Ecco, non sempre la tecnologia corre in nostro aiuto o meglio, un po’ si e un po’ no. Mi spiego: dato che la mia memoria è out e non certo per la mia età!!!! Sono sempre stata così, anche da piccola io le poesie non le imparavo mai, ecco, cosi chiudiamo la bocca a chi voleva far allusione ai miei 46 anni musicati. Dicevo del fatto che la memoria mi fa difetto, che tendo a dimenticare alcune cosine, che ne so tipo: appuntamenti, ciò che devo comperare, ciò che devo fare, cani da far scendere, pellet da salire, figlie da prendere, insomma cose così, quindi sono ricorsa all’aiuto del mio Smartphone, si il mio telefono è la mia salvezza, la mia memoria, per ora ho 32Gb se compro una schedina posso aumentarla ancora un po’ pensa te, quindi in questo caso si, è molto utile.

Ma può accadere che in alcuni casi, la non proprio perfezione di questi aggeggi provochi equivoci. Per esempio se avessi avuto ancora la mia vecchia Twingo piuttosto che la mia Superpanda tutta super accessoriata oggi ne avrei evitato uno.

Mentre ero alla guida mi ricordo di chiamare Allegra. La mia Superpanda è molto tecnologica, schiacciando un pulsante sul volante attivo la modalità Bluetooth, cosìcchè per chiamare basta pronunciare il nome del destinatario. Bisogna farlo con un bel tono di voce, e scandire bene le parole!

Così petto in fuori, pancia in dentro e mento in alto mi accingo a dire il nome di mia figlia così come registrato in rubrica:”ALLY AMORE MIO!!” (E vi assicuro che è uno dei più semplici registrati). Lo scandisco come se stessi interagendo con l’extraterrestre di turno.

Ovviamente il Bluetooth non comprende e mi fa:”Vuoi chiamare Pino Postino?” Che non ero sola in auto ve lo avevo già detto?

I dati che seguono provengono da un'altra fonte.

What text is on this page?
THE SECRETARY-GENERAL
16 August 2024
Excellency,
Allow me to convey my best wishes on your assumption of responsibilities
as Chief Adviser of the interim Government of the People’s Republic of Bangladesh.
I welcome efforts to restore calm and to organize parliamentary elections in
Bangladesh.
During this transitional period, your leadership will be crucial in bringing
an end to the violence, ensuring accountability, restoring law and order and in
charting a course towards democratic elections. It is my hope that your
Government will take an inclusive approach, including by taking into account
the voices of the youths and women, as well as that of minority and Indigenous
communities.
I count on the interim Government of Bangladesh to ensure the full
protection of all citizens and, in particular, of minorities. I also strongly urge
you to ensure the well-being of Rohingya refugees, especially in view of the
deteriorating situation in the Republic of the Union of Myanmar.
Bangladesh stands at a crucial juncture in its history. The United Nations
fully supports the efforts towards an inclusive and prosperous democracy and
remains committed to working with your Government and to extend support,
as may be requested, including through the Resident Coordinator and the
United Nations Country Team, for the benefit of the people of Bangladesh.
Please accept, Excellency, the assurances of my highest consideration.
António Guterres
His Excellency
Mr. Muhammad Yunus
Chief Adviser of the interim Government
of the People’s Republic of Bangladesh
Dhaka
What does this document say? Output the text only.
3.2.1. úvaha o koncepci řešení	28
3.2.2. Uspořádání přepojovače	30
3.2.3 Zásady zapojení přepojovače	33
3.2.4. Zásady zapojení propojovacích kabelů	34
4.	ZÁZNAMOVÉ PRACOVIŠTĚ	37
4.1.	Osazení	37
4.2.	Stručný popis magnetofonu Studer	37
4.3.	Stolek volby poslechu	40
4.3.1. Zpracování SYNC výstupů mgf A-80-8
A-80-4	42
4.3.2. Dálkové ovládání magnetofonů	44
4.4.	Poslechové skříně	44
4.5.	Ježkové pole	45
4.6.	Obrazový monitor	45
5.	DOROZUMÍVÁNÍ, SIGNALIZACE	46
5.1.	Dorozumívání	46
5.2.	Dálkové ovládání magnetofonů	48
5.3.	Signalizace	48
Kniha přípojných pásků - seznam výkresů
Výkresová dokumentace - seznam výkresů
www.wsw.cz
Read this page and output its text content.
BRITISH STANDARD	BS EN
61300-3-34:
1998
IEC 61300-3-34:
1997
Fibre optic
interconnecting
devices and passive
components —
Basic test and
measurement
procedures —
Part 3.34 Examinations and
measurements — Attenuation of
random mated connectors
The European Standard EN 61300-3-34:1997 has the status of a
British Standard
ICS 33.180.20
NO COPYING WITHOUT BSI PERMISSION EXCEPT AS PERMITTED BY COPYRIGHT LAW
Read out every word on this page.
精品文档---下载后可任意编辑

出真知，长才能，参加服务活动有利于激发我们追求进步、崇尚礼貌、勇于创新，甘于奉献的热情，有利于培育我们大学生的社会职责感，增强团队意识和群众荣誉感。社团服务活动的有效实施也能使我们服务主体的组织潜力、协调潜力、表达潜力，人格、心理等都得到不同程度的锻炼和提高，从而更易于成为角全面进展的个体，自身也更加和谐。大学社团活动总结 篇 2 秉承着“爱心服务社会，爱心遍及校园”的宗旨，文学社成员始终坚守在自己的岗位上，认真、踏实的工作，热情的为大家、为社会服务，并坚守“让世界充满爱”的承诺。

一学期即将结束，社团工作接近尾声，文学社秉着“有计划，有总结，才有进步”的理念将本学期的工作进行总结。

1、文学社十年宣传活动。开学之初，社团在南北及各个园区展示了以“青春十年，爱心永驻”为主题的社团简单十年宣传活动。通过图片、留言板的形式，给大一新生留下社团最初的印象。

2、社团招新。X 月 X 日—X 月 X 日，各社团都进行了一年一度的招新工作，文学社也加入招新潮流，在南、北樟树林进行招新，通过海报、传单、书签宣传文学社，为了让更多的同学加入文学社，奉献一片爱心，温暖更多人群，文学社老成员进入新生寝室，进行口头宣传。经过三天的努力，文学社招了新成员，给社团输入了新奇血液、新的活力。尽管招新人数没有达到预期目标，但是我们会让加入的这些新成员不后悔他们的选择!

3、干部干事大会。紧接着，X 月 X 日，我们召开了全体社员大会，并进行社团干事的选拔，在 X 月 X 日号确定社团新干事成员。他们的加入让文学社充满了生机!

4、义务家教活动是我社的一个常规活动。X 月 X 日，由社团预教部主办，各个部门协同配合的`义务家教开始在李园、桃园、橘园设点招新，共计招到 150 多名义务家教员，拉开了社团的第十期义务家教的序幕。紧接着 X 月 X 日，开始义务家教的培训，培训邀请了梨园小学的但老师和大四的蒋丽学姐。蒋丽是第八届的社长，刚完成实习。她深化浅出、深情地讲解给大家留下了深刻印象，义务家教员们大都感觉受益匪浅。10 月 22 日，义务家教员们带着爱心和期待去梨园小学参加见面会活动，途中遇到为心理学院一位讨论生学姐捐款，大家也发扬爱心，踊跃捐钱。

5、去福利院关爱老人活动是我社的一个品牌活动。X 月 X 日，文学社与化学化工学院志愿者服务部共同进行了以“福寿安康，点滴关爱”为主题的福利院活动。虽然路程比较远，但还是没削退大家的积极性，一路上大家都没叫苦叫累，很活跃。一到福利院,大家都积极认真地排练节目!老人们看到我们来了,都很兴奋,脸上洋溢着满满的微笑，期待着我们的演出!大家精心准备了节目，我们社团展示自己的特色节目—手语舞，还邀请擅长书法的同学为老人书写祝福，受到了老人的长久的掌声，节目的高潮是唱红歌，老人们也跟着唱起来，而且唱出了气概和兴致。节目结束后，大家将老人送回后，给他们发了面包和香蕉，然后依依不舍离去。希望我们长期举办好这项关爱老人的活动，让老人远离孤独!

Ecco, ero con un mio “amico” diciamo così, lui sa tutto di me, si, insomma, quasi tutto, mi guarda e mi fa: “Mi è sfuggito qualcosa? Chi è Pino Postino?”

Io chiaramente in maniera imbarazzante ho provato a convincerlo che non c’era nessun postino nella mia vita e che quello era un modo per nascondere il codice Pin in rubrica, ma abbiamo fugato ogni dubbio solo dopo aver prelevato al BancoPosta. L’equivoco è stato chiarito, lui sa che non gli ho mentito, ma sa pure che sono rincoglionita e smemorata.

Che poi, detto tra noi… chi non ha mai impostato una sveglia con “Spegnere pollo!!!”